Она одевалась, а потом садилась в кресло накрашиваться. Красилась, впрочем, не всегда охотно и не всегда старательно, но, бывало, глаза у нее начинали блестеть, и тот сходный с масляной смазкой блеск всплывал словно изнутри и поражал меня тяжелым ревностным ожогом. Мысль, что она изменяет мне, может изменять, не то чтобы не допускалась мной, но и не тревожила сильно, потому что в целом я все-таки думал о ней хорошо.
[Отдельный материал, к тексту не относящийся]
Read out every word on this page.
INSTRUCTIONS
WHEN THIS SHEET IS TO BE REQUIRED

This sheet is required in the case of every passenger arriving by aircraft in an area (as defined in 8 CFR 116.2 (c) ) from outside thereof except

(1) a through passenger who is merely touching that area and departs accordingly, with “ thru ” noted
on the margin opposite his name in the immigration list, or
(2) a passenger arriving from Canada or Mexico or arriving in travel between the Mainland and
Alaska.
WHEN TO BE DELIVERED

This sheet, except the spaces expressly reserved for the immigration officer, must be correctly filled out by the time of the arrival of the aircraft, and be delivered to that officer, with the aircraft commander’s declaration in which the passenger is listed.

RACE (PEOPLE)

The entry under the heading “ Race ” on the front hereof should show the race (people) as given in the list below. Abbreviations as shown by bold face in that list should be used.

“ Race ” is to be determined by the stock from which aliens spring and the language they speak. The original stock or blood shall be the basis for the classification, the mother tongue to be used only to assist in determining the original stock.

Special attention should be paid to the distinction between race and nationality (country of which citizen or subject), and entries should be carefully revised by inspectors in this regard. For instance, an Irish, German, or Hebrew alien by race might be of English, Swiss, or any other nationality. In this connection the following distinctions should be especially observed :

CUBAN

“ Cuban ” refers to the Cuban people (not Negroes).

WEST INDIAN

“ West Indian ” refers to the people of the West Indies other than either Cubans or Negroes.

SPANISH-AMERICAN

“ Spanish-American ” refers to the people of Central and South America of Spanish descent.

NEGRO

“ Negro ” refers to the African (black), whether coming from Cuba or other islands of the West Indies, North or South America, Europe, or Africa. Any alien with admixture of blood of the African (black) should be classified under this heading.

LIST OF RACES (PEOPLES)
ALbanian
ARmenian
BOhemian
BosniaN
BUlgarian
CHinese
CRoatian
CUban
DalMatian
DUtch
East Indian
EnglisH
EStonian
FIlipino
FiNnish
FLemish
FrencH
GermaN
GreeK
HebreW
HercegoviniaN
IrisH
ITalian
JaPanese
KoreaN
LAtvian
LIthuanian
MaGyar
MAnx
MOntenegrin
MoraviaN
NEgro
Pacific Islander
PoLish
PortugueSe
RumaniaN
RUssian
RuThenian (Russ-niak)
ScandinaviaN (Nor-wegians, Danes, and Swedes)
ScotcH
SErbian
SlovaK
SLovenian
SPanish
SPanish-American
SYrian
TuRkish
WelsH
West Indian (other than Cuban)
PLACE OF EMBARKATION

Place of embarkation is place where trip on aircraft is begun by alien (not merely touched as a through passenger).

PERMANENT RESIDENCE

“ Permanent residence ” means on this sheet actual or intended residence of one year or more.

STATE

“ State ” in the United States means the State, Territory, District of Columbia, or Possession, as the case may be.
Пока она красилась, я, по своей инициативе или привычке за многие годы, готовил чай, накрывал на стол (делал это лишь в будние дни, в воскресенья и в субботы все это делала она, а я благодушествовал, наслаждался барством, и вообще всей этой как бы настоящей семейной жизнью), мы пили чай, иногда с пирожным, если я успевал его купить вчера и если оно у нас оставалось с вечера, ели колбасу или яичницу. Потом она (или я) торопливо убирали со стола, и я подавал ей плащ или пальто, она редко ходила в одном платье — только в жару, — потому что была мерзлячка. Она собственно и жеманно, совсем как вышколенная супруга, целовала меня, и мы расставались до вечера. Или встречались через день.
Я всегда выходил в лоджию, посмотреть, как она появится из подъезда, и она всегда оборачивалась раз и другой, чтоб махнуть мне, и удалялась своей странной статной походкой — так ходят женщины-провинциалки, знающие себе цену.
Иногда я провожал ее до работы, и тогда я чувствовал, что она злится, старается сделать вид, что я дяденька-приставала и, что тут поделаешь, — привязался. И я тоже злился, выдавал ей по первое число, но действовало это недолго, опять звонок, опять садиковый голос и опять примирение на нашей чистенькой кухне и ночью на широкой софе.